Now obviously for young Travis Gilbert, I was very well versed in being pulled out of class and going to the principal’s office. In my years before Woodcrest, I was usually sent to the office for a well-deserved punishment or a lecture about what I’ve done wrong. The first time I was pulled out at Riverside Christian Day School by the principal, Randy Thompson, I was very, very confused. See, I wasn’t in trouble. Instead, I found myself in a deep conversation about who God was, how much he loved me, and how I could be friends with Jesus. Mr. Thompson understood that in order to change kids’ behavior, he must first mold their character. 

I know for a fact that the staff at Woodcrest Christian cares about kids’ hearts. They care that our children love God and love people. It hasn’t been until these last few years that I truly understood how my life, Chuck White’s life, the summer of 1994, and my eight years at Woodcrest Christian were seamlessly interwoven into my personal Christian faith. 

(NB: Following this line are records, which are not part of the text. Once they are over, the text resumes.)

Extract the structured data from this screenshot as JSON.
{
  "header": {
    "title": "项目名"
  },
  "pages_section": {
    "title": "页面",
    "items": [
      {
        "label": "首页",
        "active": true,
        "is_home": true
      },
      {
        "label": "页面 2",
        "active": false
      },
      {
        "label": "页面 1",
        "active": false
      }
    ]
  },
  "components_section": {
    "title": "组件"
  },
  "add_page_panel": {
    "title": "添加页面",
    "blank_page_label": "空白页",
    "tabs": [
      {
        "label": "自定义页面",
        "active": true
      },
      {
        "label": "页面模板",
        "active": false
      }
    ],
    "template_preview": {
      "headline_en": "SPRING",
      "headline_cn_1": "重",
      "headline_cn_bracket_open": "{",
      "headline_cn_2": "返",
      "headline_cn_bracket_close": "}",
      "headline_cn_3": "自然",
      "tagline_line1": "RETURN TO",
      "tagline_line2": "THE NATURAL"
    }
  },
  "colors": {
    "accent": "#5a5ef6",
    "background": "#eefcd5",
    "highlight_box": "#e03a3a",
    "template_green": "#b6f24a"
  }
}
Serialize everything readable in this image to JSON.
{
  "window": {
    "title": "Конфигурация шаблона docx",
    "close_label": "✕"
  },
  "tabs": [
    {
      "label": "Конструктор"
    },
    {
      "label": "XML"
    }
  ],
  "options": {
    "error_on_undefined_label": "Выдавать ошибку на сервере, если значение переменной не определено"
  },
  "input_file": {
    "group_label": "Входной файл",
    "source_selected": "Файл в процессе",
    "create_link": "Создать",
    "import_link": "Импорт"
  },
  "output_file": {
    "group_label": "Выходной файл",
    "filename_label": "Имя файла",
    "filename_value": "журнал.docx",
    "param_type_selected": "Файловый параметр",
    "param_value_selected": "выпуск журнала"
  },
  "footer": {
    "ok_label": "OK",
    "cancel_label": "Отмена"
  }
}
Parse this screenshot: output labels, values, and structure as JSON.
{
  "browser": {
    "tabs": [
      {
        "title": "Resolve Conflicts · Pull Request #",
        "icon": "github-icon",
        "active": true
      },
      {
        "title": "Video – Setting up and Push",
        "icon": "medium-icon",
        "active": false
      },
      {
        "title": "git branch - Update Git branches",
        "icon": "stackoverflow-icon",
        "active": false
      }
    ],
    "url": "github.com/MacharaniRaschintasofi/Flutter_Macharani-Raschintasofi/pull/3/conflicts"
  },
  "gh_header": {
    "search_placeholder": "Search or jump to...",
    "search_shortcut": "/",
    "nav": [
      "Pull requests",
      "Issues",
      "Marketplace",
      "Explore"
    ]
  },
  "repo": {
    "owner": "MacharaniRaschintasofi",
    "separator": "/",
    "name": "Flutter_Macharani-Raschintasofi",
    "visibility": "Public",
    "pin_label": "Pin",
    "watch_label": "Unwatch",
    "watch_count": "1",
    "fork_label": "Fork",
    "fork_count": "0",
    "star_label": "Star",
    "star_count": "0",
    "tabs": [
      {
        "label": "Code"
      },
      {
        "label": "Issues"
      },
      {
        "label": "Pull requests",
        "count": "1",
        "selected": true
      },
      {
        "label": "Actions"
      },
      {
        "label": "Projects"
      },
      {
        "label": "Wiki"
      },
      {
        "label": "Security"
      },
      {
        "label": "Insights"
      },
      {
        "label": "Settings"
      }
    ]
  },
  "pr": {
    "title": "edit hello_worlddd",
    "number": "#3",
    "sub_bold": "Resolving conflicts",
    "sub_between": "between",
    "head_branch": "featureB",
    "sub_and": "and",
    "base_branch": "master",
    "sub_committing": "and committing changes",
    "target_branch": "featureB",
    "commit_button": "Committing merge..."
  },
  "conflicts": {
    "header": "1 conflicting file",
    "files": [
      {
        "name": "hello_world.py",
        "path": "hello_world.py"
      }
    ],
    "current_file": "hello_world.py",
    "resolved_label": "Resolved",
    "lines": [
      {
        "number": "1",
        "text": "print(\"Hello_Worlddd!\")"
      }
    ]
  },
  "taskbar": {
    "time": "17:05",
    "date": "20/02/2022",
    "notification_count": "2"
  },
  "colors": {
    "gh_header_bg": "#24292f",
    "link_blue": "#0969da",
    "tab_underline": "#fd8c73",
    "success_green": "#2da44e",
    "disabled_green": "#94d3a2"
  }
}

It wasn’t until January 2020 when my mentor and my brother Eric Gilbert died suddenly, that I started to understand true loss. Someone who I deeply loved was taken from me unexpectedly. The spiritual impact hit me when Chuck White’s son, Jeff, texted me on January 4, 2020. Jeff had become a true friend and mentor during my years at Woodcrest. Jeff offered his sincere condolences for the loss of my brother. At the moment of that text, I could truly empathize with the loss of his family that they experienced in the summer of 1994. I finally comprehended the grief that accompanied death, understanding the bittersweet truth that the White family’s loss was the genesis of the Gilbert family’s faith in Jesus Christ—a place where God turned grief into hope, where one family’s loss led to another family’s salvation. I understood that this loss was the seed that grew into a tree of faith that continues to save souls for Christ’s kingdom. My brother accepted the Lord a few years after Chuck’s death. My brother led his family well. He was a Christian man, he was a Christian leader, and he was very well-respected in the Air Force. Knowing that the loss of Chuck White coincided with the start of my journey with Woodcrest Christian will always have deep significance to me. 

At Woodcrest Christian, “love God and love people” is not just a clever motto; it is a way of life. In 2019, we made the decision to pull our oldest child from public school and send him to Woodcrest. We saw how deeply the staff cared for our children, and quite frankly, for us. I was brought to tears as I reflected on my own journey through the school system. We now have two children at Woodcrest, and next year it will be three. We still experience the community and love that the staff provides on a deep level. My wife Karina and I have been blessed with amazing friendships that started in Mrs. Phillips’ class in 1994. I thank God for my eight years at Woodcrest Christian School and for the person who made the decision to support me for eight straight years. God creates beauty out of chaos if we have the faith to let Him. Thank you.